The technical outlook for CAD is mixed with USD/CAD weakening from resistance above 1.2600. Look for near-term resistance at 1.2470 and 1.2606 the April 2nd high with support at 1.2226 the April 6th low.
AUD traded lower pressured by report of weak Australian economic data, falling inflation and speculation that the RBA may cut interest rates at tomorrow's policy meeting. Australia's March job ads fall at a record pace of 8.5%. March TD/MI inflation index falls 1%. The main focus for the AUD is Tuesday's RBA policy meeting. AFR says the RBA will cut interest 50 basis points to 2.75% at Tuesday's RBA policy meeting. Analysts are split about the outlook for RBA policy as most recent comments from RBA officials suggest that any future rate moves with minor adjustments. AUD traded 3% higher last week as the commodity currencies have been the primary beneficiaries of improving sentiment in the recovery and global commodity markets of equities.
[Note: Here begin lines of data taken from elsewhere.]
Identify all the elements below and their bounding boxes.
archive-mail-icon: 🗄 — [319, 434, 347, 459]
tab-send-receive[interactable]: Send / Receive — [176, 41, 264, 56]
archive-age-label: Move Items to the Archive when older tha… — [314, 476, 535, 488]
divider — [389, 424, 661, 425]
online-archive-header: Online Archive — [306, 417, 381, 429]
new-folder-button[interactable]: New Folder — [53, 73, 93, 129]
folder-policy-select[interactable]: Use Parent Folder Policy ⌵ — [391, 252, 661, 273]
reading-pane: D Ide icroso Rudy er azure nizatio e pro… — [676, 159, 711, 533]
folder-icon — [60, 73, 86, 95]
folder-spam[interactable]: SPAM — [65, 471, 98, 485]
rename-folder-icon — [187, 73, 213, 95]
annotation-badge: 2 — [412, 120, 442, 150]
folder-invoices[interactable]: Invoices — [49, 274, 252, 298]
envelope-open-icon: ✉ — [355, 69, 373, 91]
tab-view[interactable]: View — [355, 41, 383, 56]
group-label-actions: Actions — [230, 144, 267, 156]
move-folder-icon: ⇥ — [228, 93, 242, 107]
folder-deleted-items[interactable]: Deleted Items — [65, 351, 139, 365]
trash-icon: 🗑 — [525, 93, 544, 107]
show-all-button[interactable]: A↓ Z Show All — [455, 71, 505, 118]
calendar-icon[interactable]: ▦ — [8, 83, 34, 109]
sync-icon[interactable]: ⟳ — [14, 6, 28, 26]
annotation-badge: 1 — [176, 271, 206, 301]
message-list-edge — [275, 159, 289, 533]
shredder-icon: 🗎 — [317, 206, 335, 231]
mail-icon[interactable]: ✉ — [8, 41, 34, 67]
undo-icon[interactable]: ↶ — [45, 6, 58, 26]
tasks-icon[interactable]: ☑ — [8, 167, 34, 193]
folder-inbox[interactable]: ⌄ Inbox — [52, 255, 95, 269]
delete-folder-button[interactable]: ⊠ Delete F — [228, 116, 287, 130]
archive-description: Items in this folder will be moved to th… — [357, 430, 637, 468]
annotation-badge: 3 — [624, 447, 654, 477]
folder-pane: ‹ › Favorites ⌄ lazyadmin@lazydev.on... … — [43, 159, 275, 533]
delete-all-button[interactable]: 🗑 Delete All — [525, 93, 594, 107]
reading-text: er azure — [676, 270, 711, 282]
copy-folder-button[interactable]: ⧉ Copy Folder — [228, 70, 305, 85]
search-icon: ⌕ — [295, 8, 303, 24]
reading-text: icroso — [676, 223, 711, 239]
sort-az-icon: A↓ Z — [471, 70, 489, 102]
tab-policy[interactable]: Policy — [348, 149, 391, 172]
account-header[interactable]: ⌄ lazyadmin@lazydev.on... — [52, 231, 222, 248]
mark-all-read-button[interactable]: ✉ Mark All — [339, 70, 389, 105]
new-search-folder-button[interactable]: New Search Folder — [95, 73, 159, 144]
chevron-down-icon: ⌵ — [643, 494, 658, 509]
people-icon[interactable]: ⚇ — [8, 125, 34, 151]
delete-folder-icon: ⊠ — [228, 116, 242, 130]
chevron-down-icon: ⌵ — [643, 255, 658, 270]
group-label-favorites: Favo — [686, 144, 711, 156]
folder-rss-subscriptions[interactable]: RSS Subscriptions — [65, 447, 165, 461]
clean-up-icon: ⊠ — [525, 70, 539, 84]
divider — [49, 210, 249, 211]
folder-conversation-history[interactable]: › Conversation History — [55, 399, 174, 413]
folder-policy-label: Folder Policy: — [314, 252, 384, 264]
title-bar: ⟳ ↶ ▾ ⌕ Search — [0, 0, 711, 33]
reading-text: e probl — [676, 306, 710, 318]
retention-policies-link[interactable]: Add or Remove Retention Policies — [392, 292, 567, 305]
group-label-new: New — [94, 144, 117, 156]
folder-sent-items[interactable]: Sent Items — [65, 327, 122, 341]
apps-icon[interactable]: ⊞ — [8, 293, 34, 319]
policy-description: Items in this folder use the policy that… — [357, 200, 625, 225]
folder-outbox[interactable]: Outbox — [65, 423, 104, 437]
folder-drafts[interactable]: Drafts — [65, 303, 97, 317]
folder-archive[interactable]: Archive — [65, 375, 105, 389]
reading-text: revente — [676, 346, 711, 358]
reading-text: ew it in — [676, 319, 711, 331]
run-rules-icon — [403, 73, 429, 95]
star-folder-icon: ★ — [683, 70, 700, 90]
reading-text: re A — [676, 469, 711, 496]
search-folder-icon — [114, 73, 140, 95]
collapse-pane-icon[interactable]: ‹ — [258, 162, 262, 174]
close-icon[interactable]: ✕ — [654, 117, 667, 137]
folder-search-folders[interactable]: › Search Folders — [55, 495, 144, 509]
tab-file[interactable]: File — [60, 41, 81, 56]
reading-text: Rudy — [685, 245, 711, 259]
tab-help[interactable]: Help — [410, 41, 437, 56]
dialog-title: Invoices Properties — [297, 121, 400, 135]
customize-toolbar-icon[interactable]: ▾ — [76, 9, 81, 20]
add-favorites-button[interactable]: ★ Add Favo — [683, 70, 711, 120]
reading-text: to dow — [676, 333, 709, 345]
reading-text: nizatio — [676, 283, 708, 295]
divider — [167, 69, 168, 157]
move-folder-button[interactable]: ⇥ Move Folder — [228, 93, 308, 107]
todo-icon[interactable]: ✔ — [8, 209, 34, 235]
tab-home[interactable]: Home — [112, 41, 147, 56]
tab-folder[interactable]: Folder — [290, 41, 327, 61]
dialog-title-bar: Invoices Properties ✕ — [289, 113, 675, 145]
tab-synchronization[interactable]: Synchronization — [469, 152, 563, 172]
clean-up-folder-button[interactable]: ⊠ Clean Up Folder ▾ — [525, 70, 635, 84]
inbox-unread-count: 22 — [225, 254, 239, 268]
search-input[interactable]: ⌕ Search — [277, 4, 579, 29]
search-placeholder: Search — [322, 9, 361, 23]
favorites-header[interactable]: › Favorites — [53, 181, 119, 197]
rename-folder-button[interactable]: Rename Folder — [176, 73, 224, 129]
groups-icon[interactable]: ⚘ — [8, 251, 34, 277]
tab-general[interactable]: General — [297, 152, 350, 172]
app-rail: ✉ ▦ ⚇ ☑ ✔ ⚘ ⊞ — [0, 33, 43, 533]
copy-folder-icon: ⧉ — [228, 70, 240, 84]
The key to AUD outlook will be whether risk the improvement in risk sentiment is sustained or proves temporary. Optimism about last weeks G-20 meeting appears to be fading. US equity markets traded lower today pressured by concern about possible announcement of more US bank losses.
On April 7th, the RBA meet and majority of analysts are expect the RBA to leave interest rates unchanged at 3.25%. AUD could experience a sharp break if the RBA surprise cuts rates. The RBA's Battellino said Tuesday that the RBA will be making only minor adjustments to monetary policy going forward. Westpac consumer confidence will also be released on April 7th expected unchanged at -2%. On April 8th, February housing finance and investor lending will be released. On April 9th, March unemployment is due for release. March unemployment is expected to rise to 5.4% from 5.2% last month with a loss of 25 K jobs. AUD price direction will remain closely correlated to risk sentiment in the direction of equities and commodities. Steady RBA policy outlook should limit AUD downside and AUD remains an attractive buy on dips.
The technical outlook for the AUD is improving with AUD breaking above support at 7000. Look for AUD support at 6975 the April 2nd low with resistance at 7265 the January 7th high. Last weeks AUD break above 7025, sets the stage for a possible test of 7300 as long as 7000 holds.